Sanierungs-Offensive der Bundesregierung hat ein großes Problem

Überhaupt scheint die Sanierungs-Offensive der Bundesregierung, die laut Expertenmeinungen den Bürgern schon dieses Jahr ins Haus stehen dürfte, ein großes Problem zu haben: Egal wo die Bundesregierung ansetzt, um ein Loch in der Klimaneutralität des Bausektors zu flicken – an anderer Stelle vermag sich dafür jederzeit ein neues finanzielles, soziales oder letztlich auch sicherheitspolitisches Loch zu öffnen. Das haben riskante Großprojekte, vor denen man sich hierzulande offenbar viel weniger scheut als im Ausland, an sich: Sie neigen dazu, ihren Leitern mehr Problemlösungskompetenz zuzumuten, als diese überhaupt in Stellung bringen können.

Und egal welche Gruppe sich am Ende als die gelackmeierte herausstellt: Immobilienbesitzer – deren Eigentumsrechte in der öffentlichen Debatte ohnehin kaum mehr eine Rolle zu spielen scheinen, was wiederum langfristig zu Bau- und Investitionshemmungen führen könnte – oder Mieter – die inzwischen ohnehin schon von allen Seiten mit Preiserhöhungen traktiert werden. Dass der Bundesregierung ihr Husarenstück reibungslos gelingen könnte, ist eine mindestens gewagte Annahme.

Schließlich stellt sich sogar die Frage, ob der Mieterbund und die Umwelthilfe der Bundesregierung letzten Endes nicht die Quadratur des Kreises abverlangen, wenn sie innerhalb der Bevölkerung Hoffnungen auf eine Vereinbarkeit von Sozial- und Klimapolitik im Bausektor säen, denen die Ampelkoalition schlimmstenfalls nicht nachkommen kann. Eine solche Unfähigkeit könnte nachhaltige Vertrauensverluste mit sich bringen, gerade in Krisenzeiten.

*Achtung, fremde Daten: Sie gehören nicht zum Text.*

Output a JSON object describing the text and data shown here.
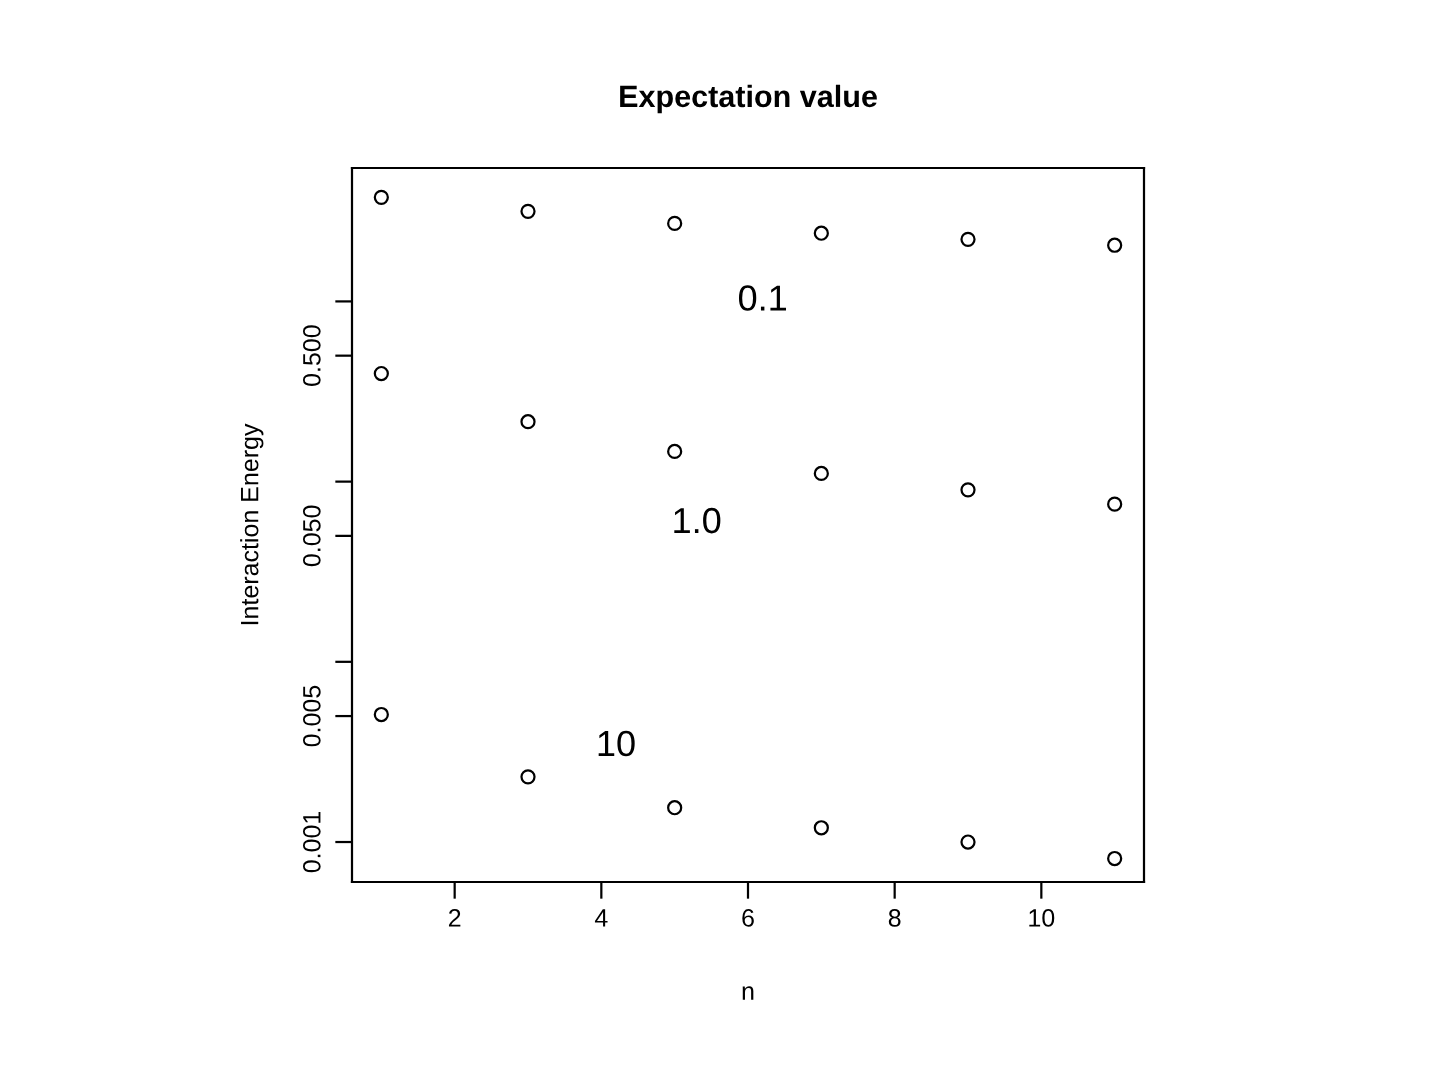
{
  "chart_data": {
    "type": "scatter",
    "title": "Expectation value",
    "xlabel": "n",
    "ylabel": "Interaction Energy",
    "x": [
      1,
      3,
      5,
      7,
      9,
      11
    ],
    "series": [
      {
        "name": "0.1",
        "color": "#000000",
        "values": [
          3.78,
          3.16,
          2.71,
          2.39,
          2.21,
          2.05
        ]
      },
      {
        "name": "1.0",
        "color": "#000000",
        "values": [
          0.398,
          0.215,
          0.147,
          0.111,
          0.09,
          0.075
        ]
      },
      {
        "name": "10",
        "color": "#000000",
        "values": [
          0.0051,
          0.0023,
          0.00155,
          0.0012,
          0.001,
          0.00081
        ]
      }
    ],
    "log": "y",
    "xlim": [
      0.6,
      11.4
    ],
    "ylim": [
      0.0006,
      5.5
    ],
    "xticks": [
      2,
      4,
      6,
      8,
      10
    ],
    "yticks": [
      0.001,
      0.005,
      {
        "value": 0.01,
        "label": null
      },
      {
        "value": 0.05,
        "label": "0.050"
      },
      {
        "value": 0.1,
        "label": null
      },
      {
        "value": 0.5,
        "label": "0.500"
      },
      {
        "value": 1,
        "label": null
      }
    ],
    "marker": "circle",
    "grid": false,
    "legend": false
  }
}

Dementsprechend sind die Einsätze dieses Großprojekts sehr hoch, genauso aber auch die potenziellen Gewinne: Deutschland könnte innerhalb der EU zum Vorreiter in klimafreundlicher Baupolitik werden – und tatsächlich ein Stück weit Souveränität in der Energiepolitik zurückgewinnen. Ob die etwaigen Gewinne dann aber auch die Einsätze – und gegebenenfalls auch Verluste – wirklich wert gewesen sein werden, ist noch nicht abzusehen.